Max Verstappen has denied George Russell a surprise pole position in a wet mixed up qualifying for the Belgian Grand Prix. The Red Bull driver went three tenths faster than the Williams in difficult conditions, the Dutchman looking to pull it together on the final lap.
Pole gives Verstappen a boost as he heads into the race eight points behind Hamilton in the championship, and he now has an opportunity to make amends after a difficult two races in Britain and Hungary.
Russell had taken pole, but again like in Sakhir last year was denied in the closing seconds of Q3 but managed to out-qualify Lewis Hamilton, who he is expected to partner next year by just over a hundredth of a second. Verstappen had looked quick in practice and was three tenths faster than championship rival Hamilton.
Russell had taken a surprise provisional pole after Hamilton failed to improve on his last lap, while the Williams driver set two personal bests to go seven-thousandths of a second faster. That was before Verstappen went under the two-minute mark for the first time in Q3.
Russell’s second place gives Williams their first front-row since Monza 2017, and his first front-row since standing in for Hamilton in Sakhir last December. He told reporters “I thought we would have been doing a good job to get out of Q1 after yesterday, now we’re standing on the front row.”
One of the big questions going into the race is whether as customers of Mercedes do Russell and Daniel Ricciardo was seven-tenths behind Hamilton in fourth, as well as Sebastian Vettel in fifth, help Hamilton in fighting Verstappen in the race.
But it looked to be Ricciardo’s teammate Lando Norris who would steal the limelight. Mixed conditions had seen him go fastest in Q1 and Q2 making him a serious contender for pole position, however got caught out at Raidillon at the start of Q3.
Norris looked to correct a snap of oversteer through the exit of Eau Rouge sent his car spearing left and into the barriers side-on just before Raidillon and the top of the hill. That resulted in him being spun into the barriers serval times before stopping at the side of the track. That lead to a forty-minute delay before the session was restarted.
Norris was able to get out of the crashed car unaided and told the team over the radio he was OK. He was taken to the circuit’s medical centre for mandatory check-ups and has now gone to hospital for a precautionary X-ray on his elbow. But has been given the all clear.
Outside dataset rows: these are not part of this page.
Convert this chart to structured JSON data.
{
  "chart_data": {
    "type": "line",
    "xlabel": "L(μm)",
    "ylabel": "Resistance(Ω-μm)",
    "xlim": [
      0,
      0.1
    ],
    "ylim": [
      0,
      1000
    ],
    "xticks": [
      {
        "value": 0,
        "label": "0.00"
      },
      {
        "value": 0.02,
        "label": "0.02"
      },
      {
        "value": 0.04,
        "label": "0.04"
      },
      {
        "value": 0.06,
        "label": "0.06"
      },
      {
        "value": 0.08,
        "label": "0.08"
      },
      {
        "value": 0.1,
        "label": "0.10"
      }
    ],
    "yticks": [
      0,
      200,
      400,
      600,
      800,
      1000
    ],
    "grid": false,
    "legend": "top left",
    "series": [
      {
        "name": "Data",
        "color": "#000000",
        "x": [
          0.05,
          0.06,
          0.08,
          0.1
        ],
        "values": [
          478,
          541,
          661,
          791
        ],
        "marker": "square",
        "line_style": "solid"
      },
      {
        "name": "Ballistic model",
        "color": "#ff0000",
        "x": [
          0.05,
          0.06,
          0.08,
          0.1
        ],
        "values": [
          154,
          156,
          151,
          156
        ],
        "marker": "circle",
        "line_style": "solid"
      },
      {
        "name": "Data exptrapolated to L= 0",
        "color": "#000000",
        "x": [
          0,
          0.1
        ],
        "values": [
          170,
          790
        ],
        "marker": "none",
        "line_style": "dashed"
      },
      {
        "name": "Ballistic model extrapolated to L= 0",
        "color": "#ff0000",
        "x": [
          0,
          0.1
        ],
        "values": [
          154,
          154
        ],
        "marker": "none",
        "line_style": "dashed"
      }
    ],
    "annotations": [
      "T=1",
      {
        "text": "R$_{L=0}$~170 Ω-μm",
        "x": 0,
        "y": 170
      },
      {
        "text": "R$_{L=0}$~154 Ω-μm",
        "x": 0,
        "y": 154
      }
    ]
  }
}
Team principal Andreas Seidl told the media, “The checks were done in the hospital, also on his elbow that was hurting a bit. Everything is good, and he’s good to be back racing tomorrow.”
“The most important thing is Lando is okay, now our focus is on getting the car ready for tomorrow. Knowing that Lando is in top form hopefully we can get back into a position to score points with him.”
McLaren confirmed on Sunday morning Norris would take a five-place grid penalty for a gearbox change meaning he starts fourteenth.
Verstappen said: “It has been a really tricky qualifying. It has ben hard to keep the car on track. And then the long break between Q2 and Q3 it is not easy to settle in again. It is an amazing track to drive but very challenging in the wet.”
Russell added, “I was in the fortunate position that I had nothing to lose. We just had to go for it. We saved the full maximum engine mode for the last lap, but buzzing, absolutely buzzing. But tomorrow is the important one.”
Mercedes was also the main story in Q2, sending both Hamilton and Bottas out on used wet tyres, seeing both drivers at risk of being pushed out. They had to go again, but both improved on the new set of inters at the end of the session to get through to the top ten shoot out.
Aston Martin’s Vettel was fifth but witnessed the accident for Norris leaving him fuming that the session was going ahead. Pierre Gasly was sixth two tenths behind the German, but the Alpha Tauri driver going almost a second faster than Sergio Perez.
Valtteri Bottas was eighth fastest going a second faster than Esteban Ocon, while Norris’s accident left him classified in tenth. However, it’s almost certain the McLaren faces a back of the grid start following his crash in Q3. Bottas takes a five-place grid penalty following the opening lap collision at the last race in Budapest.
Ferrari was expected to struggle with Charles Leclerc being knocked out in Q2 after Ricciardo improved. The Monacan failing to string together a lap as the conditions changed at the end of Q2, his teammate Carlos Sainz thirteenth ahead of Fernando Alonso.
While Russell will get the headlines, it was also a decent session for his Williams teammate Nicolas Latifi who was twelfth. A performance that would normally be a good result for the team at this type of circuit, but the focus will be on the Englishman.
Lance Stroll was fifteenth slowest of the cars knocked out in Q2, but the Aston Martin driver also takes a five-place grid penalty following the second opening lap collision at the last race in Budapest.
Antonio Giovinazzi was fastest of those knocked out in Q1 going just over a tenth faster than the Alpha Tauri of Yuki Tsunoda. Mick Schumacher going eighteenth, the Haas driver deciding not to complete what looked to be his fastest lap, but stayed eight hundredths ahead of Kimi Raikkonen, Nikita Mazepin twentieth.